Bygg – Better Dependency Management | Petter Måhlén's Blog

Bygg – Better Dependency Management

I’ve said before that the one thing that Maven does amazingly well is dependency management. This post is about how to do it better.

Declaring and Defining Dependencies

In Maven, you can declare dependencies using a <dependencyManagement /> section in either the current POM or some parent POM, and then use them – include them into the current build – using a <dependencies /> section. This is very useful because it allows you to define in a single place which version of some dependency should be used for a set of related modules. It looks something like:

<dependencyManagement>
  <dependencies>
    <dependency>
      <groupId>com.shopzilla.site2.service</groupId>
      <artifactId>common</artifactId>
      <version>${service.common.version}</version>
    </dependency>
    <dependency>
      <groupId>com.shopzilla.site2.service</groupId>
      <artifactId>common-web</artifactId>
      <version>${service.common.version}</version>
    </dependency>
   <dependency>
       <groupId>com.shopzilla.site2.core</groupId>
       <artifactId>core</artifactId>
       <version>${core.version}</version>
     </dependency>
   </dependencies>
 </dependencyManagement>

  <dependencies>
   <dependency>
     <groupId>com.shopzilla.site2.service</groupId>
     <artifactId>common</artifactId>
   </dependency>
   <dependency>
     <groupId>com.shopzilla.site2.core</groupId>
     <artifactId>core</artifactId>
   </dependency>
 </dependencies>

To me, there are a couple of problems here:

Declaring a dependency looks pretty much identical to using one – the only difference is that the declaration is enclosed inside a <dependencyManagement /> section.

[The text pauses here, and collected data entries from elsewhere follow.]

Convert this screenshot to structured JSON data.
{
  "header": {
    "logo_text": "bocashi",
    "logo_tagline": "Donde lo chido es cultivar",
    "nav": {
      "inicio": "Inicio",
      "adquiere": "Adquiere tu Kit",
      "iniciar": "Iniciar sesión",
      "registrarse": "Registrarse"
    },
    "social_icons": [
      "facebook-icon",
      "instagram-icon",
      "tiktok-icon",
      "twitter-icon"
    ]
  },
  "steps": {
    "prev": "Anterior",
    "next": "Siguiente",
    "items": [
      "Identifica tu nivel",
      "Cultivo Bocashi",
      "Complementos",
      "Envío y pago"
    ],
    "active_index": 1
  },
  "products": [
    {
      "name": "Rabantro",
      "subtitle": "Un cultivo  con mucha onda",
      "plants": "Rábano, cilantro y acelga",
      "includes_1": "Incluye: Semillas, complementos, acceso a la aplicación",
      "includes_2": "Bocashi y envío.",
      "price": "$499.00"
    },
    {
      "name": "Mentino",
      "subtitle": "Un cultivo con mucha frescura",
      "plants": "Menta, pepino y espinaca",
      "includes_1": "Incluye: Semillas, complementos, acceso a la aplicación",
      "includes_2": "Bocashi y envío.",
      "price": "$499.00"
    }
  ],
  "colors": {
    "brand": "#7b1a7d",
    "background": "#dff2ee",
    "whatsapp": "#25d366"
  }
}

This makes it hard to know what it is you’re looking at if you have a large number of dependencies – is this declaring a dependency or actually using it?
It’s perfectly legal to add a <version/> tag in the plain <dependencies /> section, which will happen unless all the developers touching the POM a) understand the distinction between the two <dependencies /> sections, and b) are disciplined enough to maintain it.

For large POMs and POM hierarchies in particular, the way to define shared dependencies becomes not only overly verbose but also hard to keep track of. I think it could be made much easier and nicer in Bygg, something along these lines:


// Core API defined in Bygg proper
public interface Artifact {
   String getGroupId();
   String getArtifactId();
}

// ----------------------------------------------

// This enum is in some shared code somewhere - note that the pattern of declaring artifacts
// using an enum could be used within a module as well if desired. You could use different enums
// to define, for instance, sets of artifacts to use when talking to databases, or when developing
// a web user interface, or whatever.
public enum MyArtifacts implements Artifact {
    SERVICE_COMMON("com.shopzilla.site2.service", "common"),
    CORE("com.shopzilla.site2.core", "core");
    JUNIT("junit", "junit");
}

// ----------------------------------------------

// This can be declared in some shared code as well, probably but not
// necessarily in the same place as the enum. Note that the type of
// the collection is Collection, indicating that it isn't ordered.
public static final Collection ARTIFACT_VERSIONS = ImmutableList.of(
        new ArtifactVersion(SERVICE_COMMON, properties.get("service.common.version")),
        new ArtifactVersion(CORE, properties.get("core.version")),
        new ArtifactVersion(JUNIT, "4.8.1"));

// ----------------------------------------------

// In the module to be built, define how the declared dependencies are used.
// Here, ordering might be significant (it indicates the order of artifacts on the
// classpath - the reason for the 'might' is I'm not sure if this ordering can carry
// over into a packaged artifact like a WAR).
List moduleDependencies = ImmutableList.of(
    new Dependency(SERVICE_COMMON, EnumSet.of(MAIN, PACKAGE)),
    new Dependency(CORE, EnumSet.of(MAIN, PACKAGE)),
    new Dependency(JUNIT, EnumSet.of(TEST)));

The combination of a Collection of ArtifactVersions and a List of Dependency:s is then used by the classpath assembler target to produce an actual classpath for use in compiling, running, etc. Although the example code shows the Dependency:s as a plain List, I kind of think that there may be value in not having the actual dependencies be something else. Wrapping the list in an intelligent object that gives you filtering options, etc., could possibly be useful, but it’s a bit premature to decide about that until there’s code that makes it concrete.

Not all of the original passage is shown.